Un film molto personale con una grande complessità di temi. Come ha costruito il dialogo con suo padre assente, morto dieci anni fa?

L’ho affrontato senza capire e senza razionalizzare. Tutto ciò che vedete è stato girato senza pensare che fosse un film su mio padre. Ho vissuto, pensato e sognato in quei giorni, ma solo dopo, quando sono tornato a Roma, ho iniziato a capire cosa era successo e ho iniziato ad aprire i cassetti. Mio padre aveva affidato i Super8 a un cugino di mia madre, poi ho trovato delle vecchie lettere che io gli avevo scritto a cui non aveva dato risposta ma che conservava gelosamente e delle foto. Tra questa le due foto di me bambino in braccio a lui allo specchio, una la conoscevo, quella in cui i nostri volti si vedono entrambi, l’altra no…

Quanto è stato importante il lockdown per consentirle di avviare questo dialogo immaginario?
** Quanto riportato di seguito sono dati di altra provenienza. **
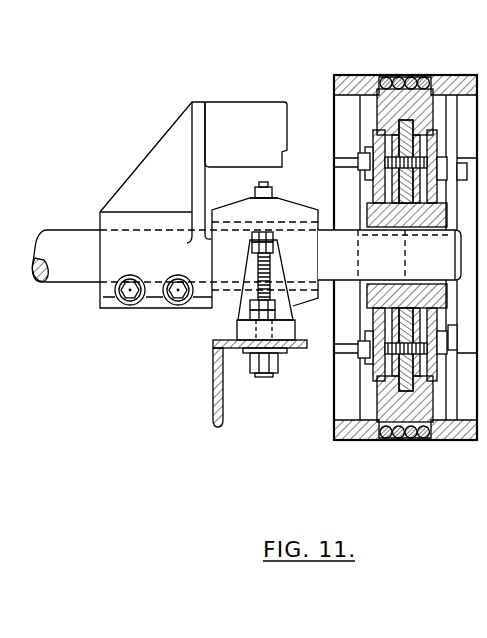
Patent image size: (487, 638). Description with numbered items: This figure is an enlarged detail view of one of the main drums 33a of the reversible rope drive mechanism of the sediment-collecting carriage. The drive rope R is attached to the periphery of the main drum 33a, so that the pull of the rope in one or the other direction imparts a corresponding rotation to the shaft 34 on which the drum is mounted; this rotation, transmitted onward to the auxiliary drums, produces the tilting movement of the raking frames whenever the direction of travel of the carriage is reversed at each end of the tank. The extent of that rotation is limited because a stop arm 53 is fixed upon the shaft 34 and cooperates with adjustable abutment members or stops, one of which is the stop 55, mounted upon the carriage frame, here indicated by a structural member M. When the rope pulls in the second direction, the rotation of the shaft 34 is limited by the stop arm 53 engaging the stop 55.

Tutto ciò non sarebbe mai successo se non fosse arrivata questa condizione impensabile, un silenzio che racconta tante cose, il vuoto da cui sgorga il rapporto con i vuoti e i silenzi di papà. Se non fossi stato a Venezia in quei giorni, non avrei mai iniziato questo viaggio. È questo insondabile rapporto col destino di cui parla Camus, scrittore che mio padre amava. A volte ci sono cose che sembrano scritte per te. Non avevo mai deciso di vivere a Venezia, avevo un rapporto conflittuale con una città dove fai fatica a muoverti.

È andato a Venezia per altri progetti.

Dovevo stare lì dal 20 febbraio al 20 marzo. Lavoravo a un progetto con il Teatro Stabile del Veneto, la mia prima regia teatrale con Andrea Pennacchi, un’opera sperimentale in dialogo con il cinema sul rapporto tra Venezia e l’acqua, che andrà in scena a marzo 2021. Il secondo progetto è un lungometraggio prodotto da Iole e Rai Cinema che dovrebbe andare sul set a ottobre e che racconta la storia di tre fratelli pescatori della Giudecca che devono decidere cosa fare della loro casa, se affidarla al turismo o no. 

Infatti Molecole racconta anche l’impatto ambientale del turismo su una città come Venezia e sui suoi abitanti.

Questa urgenza non è solo di Venezia, il turismo di massa ha un grave impatto ambientale e antropologico sulle nostre vite ovunque. Ritengo che il turismo e lo svuotamento dei centri storici resi fruibili per i turisti sia un grave problema. Fin qua abbiamo solo pensato a far girare l’industria, ma come è come negli anni ’50 per il petrolchimico: qualcosa che porta lavoro a un prezzo molto elevato. È vero che fermare il turismo vuol dire perdere posti di lavoro, perché a Venezia ci sono 40mila addetti. Ma su questo la città, che il 20 settembre deve eleggere il nuovo sindaco, si interroga da alcuni anni, ci sono movimenti civici. Bisogna prendere decisioni strutturali. Sono in ballo interventi economici molto grandi. A Venezia ci sono ogni giorno 120mila persone, di questi solo 40mila sono residenti.

A proposito di sostenibilità, durante il lockdown sembrava che avessimo imparato a rallentare i ritmi di una civiltà basata sul consumo incessante e il mancato rispetto delle risorse del pianeta. Ma ora tutto sta ripartendo come prima con scarsa consapevolezza ambientale.

Uno dei guai dell’umanità è che dalle tragedie sembra si debba imparare tantissimo, ma poi si ricomincia a fare gli stessi errori di prima. Però nascono anche degli anticorpi che man mano ci proteggono. Il nazionalismo, il razzismo, i totalitarismi del Novecento non sono scomparsi, perché in maniera carsica ritornano, però abbiamo sviluppato appunto degli anticorpi. Spero che questo anno così potente con l’evidenza dell’impatto dell’uomo sulla natura e sugli altri uomini ci aiuti a sviluppare anticorpi capaci di dire che non torniamo a pompare come prima. Il piccolo contributo del cinema è sedimentare la memoria per dare un senso a ciò che abbiamo vissuto. La vita quotidiana ci offre un rapporto sbrigativo con la memoria. In questa velocità di vita e produzione di immagini il cinema può fermare la corsa per permetterci di capire.

Cosa significa per lei aprire il festival?

Sono felicissimo che il festival ci sia e che dica al mondo che il cinema appartiene alle sale. Non dobbiamo accontentarci di vedere i film a casa da soli. La sala ha un valore artistico e sociale, che permette al cinema di avere una funzione non solo individuale. Questo è un nuovo inizio. Dobbiamo ripartire senza dimenticare ciò che è successo e ciò che è stato.